La Commission européenne a ouvert une enquête contre Grok pour production massive de deepfakes à caractère sexuel. Le député européen David Cormand en profite pour réclamer l'expulsion de X du territoire européen jusqu'à nouvel ordre.

La Commission européenne enquête sur Grok après la création massive de deepfakes. © Algi Febri Sugita / Shutterstock
La Commission européenne enquête sur Grok après la création massive de deepfakes. © Algi Febri Sugita / Shutterstock

L'affaire Grok, le générateur de contenus du réseau social de X, prend une autre dimension. Après les révélations sur Ashley St. Clair et la mobilisation de l'ARCOM de ces derniers jours, c'est toute l'Europe qui monte au front. La Commission européenne a annoncé, lundi 26 janvier, avoir ouvert une enquête officielle contre l'IA d'Elon Musk, accusée de générer des contenus pornographiques non consentis. La procédure aurait dû démarrer bien plus tôt, mais des menaces tarifaires américaines ont bloqué les choses. Un député européen, issu du contingent d'élus français à Strasbourg, réclame l'expulsion au moins temporaire de la plateforme.

L'IA Grok accusée d'avoir généré 3 millions de deepfakes sexuels en 11 jours

Les statistiques dévoilées ce 26 janvier sont assez révélatrices. D'après le New York Times, cité dans le communiqué de David Cormand, pas moins de 1,8 million de publications auraient diffusé des images sexualisées générées par Grok.
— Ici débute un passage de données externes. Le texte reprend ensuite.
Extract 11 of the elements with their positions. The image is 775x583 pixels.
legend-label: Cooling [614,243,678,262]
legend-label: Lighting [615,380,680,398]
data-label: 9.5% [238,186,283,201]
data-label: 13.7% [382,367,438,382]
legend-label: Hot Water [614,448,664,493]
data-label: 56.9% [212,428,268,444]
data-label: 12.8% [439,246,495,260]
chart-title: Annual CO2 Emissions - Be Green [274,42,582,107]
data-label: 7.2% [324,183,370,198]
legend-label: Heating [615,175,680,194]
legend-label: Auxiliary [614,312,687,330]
Le Center for Countering Digital Hate, ONG de lutte contre la haine numérique, enfonce encore le clou avec son analyse.

L'organisation a scruté les publications issues de l'IA sur une période de 11 jours. Résultat, 65% d'entre elles exploitaient sexuellement des individus, hommes, femmes ou enfants confondus. Soit plus de 3 millions de contenus. Des corps littéralement transformés en marchandise numérique, victimes de ce que le député écologiste qualifie de « brutalité technologique ».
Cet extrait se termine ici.